Businesses were not the only places affected by the energy crisis. Suffolk Public Schools adhered to the 65-degree minimum temperature, and thermostats were cut back to 60 degrees after 3 p.m. School activities in the night hours were canceled.
The energy conservation order resulted in job losses.
The original conservation order, which went into effect during January 1977, limited industrial and commercial customers to 15% of their daily gas usage. The order prevented Planters Peanuts, Thomas J. Upton Inc., and A&P Nut Processing Co. from using natural gas for processing. During the conservation order, A&P Nut Processing Co. laid off as many as 100 employees. Planters Peanuts also laid off some workers but recalled them when the company switched to propane gas.
In March, consumers faced another shortage amid a fear of a popular artificial sweetener being banned. Food and Drug Administration officials said they would ban sale of saccharin after gigantic quantities of the sweetener was fed to laboratory rats and shown to cause cancer in the animals. The agency said it was required by law to ban any substance which was shown to cause cancer in animals, regardless of the quantity of the substance ingested by the animals.
In response, U.S. Sen. William L. Scott introduced legislation to reverse the federal government’s proposed ban on saccharin. “As all of us know, virtually any safe substance produced for human consumption can be lethal or very harmful if ingested in excessive quantities,” the Virginia senator said. “As many of my colleagues have indicated, removal of saccharin from the marketplace would impose hardships on many millions of people who depend on it as a sugar substitute.”

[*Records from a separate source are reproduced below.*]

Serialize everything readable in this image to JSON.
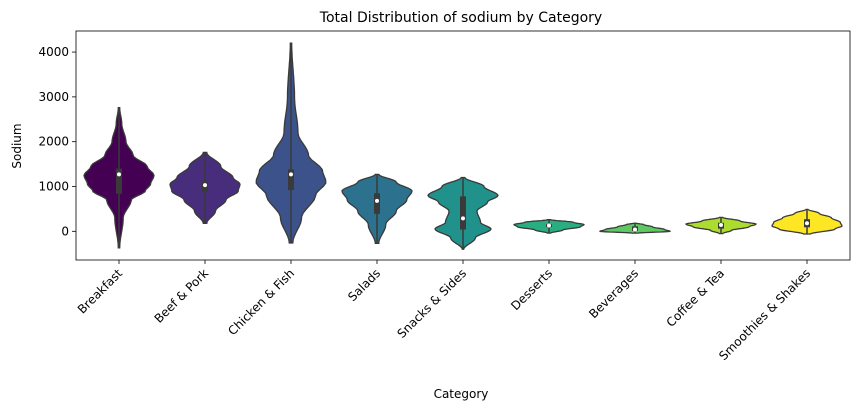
{
  "chart_data": {
    "type": "violin",
    "title": "Total Distribution of sodium by Category",
    "xlabel": "Category",
    "ylabel": "Sodium",
    "ylim": [
      -640,
      4470
    ],
    "yticks": [
      0,
      1000,
      2000,
      3000,
      4000
    ],
    "grid": false,
    "categories": [
      "Breakfast",
      "Beef & Pork",
      "Chicken & Fish",
      "Salads",
      "Snacks & Sides",
      "Desserts",
      "Beverages",
      "Coffee & Tea",
      "Smoothies & Shakes"
    ],
    "colors": [
      "#440154",
      "#472d7b",
      "#3b528b",
      "#2c728e",
      "#21918c",
      "#28ae80",
      "#5ec962",
      "#addc30",
      "#fde725"
    ],
    "series": [
      {
        "min": -370,
        "q1": 840,
        "median": 1270,
        "q3": 1400,
        "max": 2760,
        "profile": [
          [
            -370,
            0.02
          ],
          [
            300,
            0.12
          ],
          [
            700,
            0.35
          ],
          [
            900,
            0.75
          ],
          [
            1050,
            0.9
          ],
          [
            1250,
            1.0
          ],
          [
            1450,
            0.8
          ],
          [
            1700,
            0.4
          ],
          [
            2000,
            0.2
          ],
          [
            2400,
            0.08
          ],
          [
            2760,
            0.02
          ]
        ]
      },
      {
        "min": 180,
        "q1": 880,
        "median": 1030,
        "q3": 1110,
        "max": 1760,
        "profile": [
          [
            180,
            0.05
          ],
          [
            450,
            0.3
          ],
          [
            700,
            0.6
          ],
          [
            900,
            0.95
          ],
          [
            1050,
            1.0
          ],
          [
            1200,
            0.8
          ],
          [
            1450,
            0.45
          ],
          [
            1760,
            0.05
          ]
        ]
      },
      {
        "min": -260,
        "q1": 920,
        "median": 1270,
        "q3": 1380,
        "max": 4200,
        "profile": [
          [
            -260,
            0.05
          ],
          [
            300,
            0.3
          ],
          [
            800,
            0.7
          ],
          [
            1100,
            1.0
          ],
          [
            1350,
            0.9
          ],
          [
            1700,
            0.5
          ],
          [
            2200,
            0.2
          ],
          [
            3000,
            0.1
          ],
          [
            4200,
            0.02
          ]
        ]
      },
      {
        "min": -270,
        "q1": 390,
        "median": 680,
        "q3": 850,
        "max": 1270,
        "profile": [
          [
            -270,
            0.05
          ],
          [
            150,
            0.25
          ],
          [
            450,
            0.55
          ],
          [
            700,
            0.85
          ],
          [
            900,
            1.0
          ],
          [
            1100,
            0.55
          ],
          [
            1270,
            0.05
          ]
        ]
      },
      {
        "min": -400,
        "q1": 40,
        "median": 290,
        "q3": 780,
        "max": 1200,
        "profile": [
          [
            -400,
            0.02
          ],
          [
            -150,
            0.35
          ],
          [
            50,
            0.8
          ],
          [
            200,
            0.5
          ],
          [
            450,
            0.4
          ],
          [
            650,
            0.7
          ],
          [
            800,
            1.0
          ],
          [
            1000,
            0.6
          ],
          [
            1200,
            0.05
          ]
        ]
      },
      {
        "min": -40,
        "q1": 95,
        "median": 130,
        "q3": 160,
        "max": 260,
        "profile": [
          [
            -40,
            0.05
          ],
          [
            30,
            0.4
          ],
          [
            100,
            0.9
          ],
          [
            150,
            1.0
          ],
          [
            200,
            0.7
          ],
          [
            260,
            0.05
          ]
        ]
      },
      {
        "min": -40,
        "q1": 10,
        "median": 40,
        "q3": 110,
        "max": 180,
        "profile": [
          [
            -40,
            0.1
          ],
          [
            0,
            1.0
          ],
          [
            40,
            0.85
          ],
          [
            100,
            0.5
          ],
          [
            150,
            0.25
          ],
          [
            180,
            0.05
          ]
        ]
      },
      {
        "min": -50,
        "q1": 60,
        "median": 140,
        "q3": 190,
        "max": 310,
        "profile": [
          [
            -50,
            0.05
          ],
          [
            20,
            0.3
          ],
          [
            100,
            0.8
          ],
          [
            160,
            1.0
          ],
          [
            230,
            0.55
          ],
          [
            310,
            0.05
          ]
        ]
      },
      {
        "min": -60,
        "q1": 90,
        "median": 180,
        "q3": 270,
        "max": 490,
        "profile": [
          [
            -60,
            0.1
          ],
          [
            50,
            0.8
          ],
          [
            120,
            1.0
          ],
          [
            200,
            0.95
          ],
          [
            300,
            0.7
          ],
          [
            400,
            0.35
          ],
          [
            490,
            0.03
          ]
        ]
      }
    ]
  }
}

Scott said he favored the suggestion that citizens “be informed of the benefits and risks of using saccharin and allowed to make their own personal decisions.”
From artificial sweeteners to corporal punishment, the Supreme Court rulings made the headlines.
In April, the Suffolk Public Schools superintendent clarified that the Supreme Court’s decision that corporal punishment in public schools is constitutional did not give Suffolk city teachers the right to paddle a child without following the School Board’s policy. Under that policy, corporal punishment had to be administered either by a principal or by a teacher in the presence of a principal, and the child had to be allowed to tell his or her side of the story. Director of Pupil Personnel Mack Benn Jr. said he supported the court decision and agreed that prior notice to a child’s parents should not be required. “Superintendent Robert A. Wood said the board’s bylaw is ‘very strict’ and that a child — usually a first-, second-, or third-grader — is paddled ‘only as a last resort when all other reasoning has been exhausted.’ It is used ‘very rarely’ in Suffolk, he said, and he added that no injuries have resulted,” the News-Herald reported.
While coffee prices went up and sweeteners were debated, one business came to town that provided an assortment of food. In June 1977, a Golden Corral steakhouse, the chain’s first in Virginia, was going up across from the Vepco offices on Pruden Boulevard.
In the summer of ’77, the National Council on Alcoholism warned pregnant women to stay away from alcoholic drinks or risk hurting their unborn babies. “Heavy drinking by an expectant mother has been linked to facial defects and damage to a baby’s head, brain, limbs and heart.” The council said the cluster of malformations is known as “fetal alcohol syndrome.”
As summer drew to a close and students prepared to return to school, there was a new list of requirements for the youngest of students. Suffolk’s school nurse, Juanita Hall, was urging parents to make sure their children met new immunization requirements. All students planning to enter Suffolk schools for the first time were required to have a physical exam and immunizations within 10 days of entering school. School board policy, in compliance with the Code of Virginia, required students to be immunized against diphtheria, whooping cough, tetanus, German measles, red measles and polio.